If you are interested in the founding father who made the United States functional, you cannot do better than this lively, entertaining and informative book. Will Randall, a master biographer and renowned historian, uses his considerable skills to bring Alexander Hamilton and his turbulent times to life.

-- Rod Paschall, Editor of MHQ: The Quarterly Journal of Military History

Hamilton's turbulent life, the dramatic birth of a nation, all against the richly evoked gritty background of the 18th century-Randall's book is propelled with the page-turning intensity of an epic novel.

-- Ron Blumer, writer, PBS series "Benjamin Franklin"

This richly, detailed, deeply sympathetic biography gives us a Hamilton we're compelled to know-hungry, human, brilliant and magnificent.

--Virginia Scharff, author of Twenty Thousand Roads

Author Willard Sterne Randall didn't plan it this way, but his Alexander Hamilton: A Life comes at a time when a group of political devotees is hoping that Congress will remove Hamilton's portrait from the $10 bill and replace it with that of President Ronald Reagan.
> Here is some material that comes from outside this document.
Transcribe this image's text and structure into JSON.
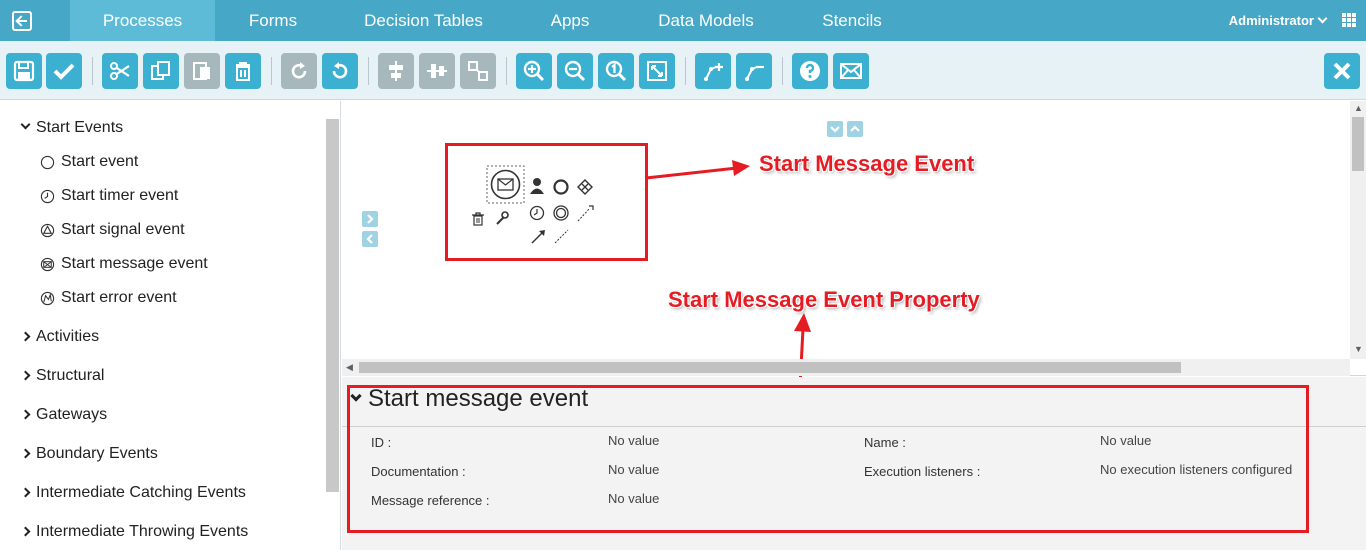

Randall's biography, which offers a fresh look at the many-faceted career of one of the Founding Fathers, becomes a persuasive response to that group's wish.

If Hamilton's only accomplishment were rescuing the infant nation from financial disaster, that would have been enough to ensure him a lasting name and America's gratitude. But many readers, remembering from their school days only that George Washington's "money man" was mortally injured in a duel with Aaron Burr, will be astonished to learn of Hamilton's truly momentous achievements and a legacy equaled by few others in U.S. annals.

Randall details Hamilton's battlefield performance, which led to his becoming Washington's most trusted aide-de-camp in matters of war and a favorite adviser in affairs of government; his authorship of most of the Federalist Papers, essays that helped to win New York's ratification of the Constitution and to otherwise shape U.S. political institutions; his principal roles leading to the creation of the Coast Guard and the Navy; and, of course, his critical goals and decisions as the first Secretary of the Treasury. Randall contends that if Washington was the nation's "indispensable man," Hamilton was Washington's indispensable man, even writing his Farewell Speech.

Author of previously acclaimed biographies of Washington, Thomas Jefferson, Benedict Arnold and Benjamin Franklin, Randall provides more than a time-line of Hamilton's accomplishments. We are given a flesh-and-blood Hamilton. While we sometimes encounter the man at his tactful best, we also find him in moments of despair, such as when he confides to a friend, "I hate the world. I hate myself," and in times of frustration as he lashes out at most members of Congress as "mortal enemies to talent" who have "only contempt for integrity." We see Hamilton engaging in vitriolic and mudslinging exchanges with other politicians, and, yes, even committing adultery. (A perceptive Martha Washington once noticed an amorous tomcat and named it Hamilton.) Above all, Randall skillfully traces Hamilton's untiring efforts to establish a financial system based on a currency that has become the most trusted medium in the world and is still graced by his portrait.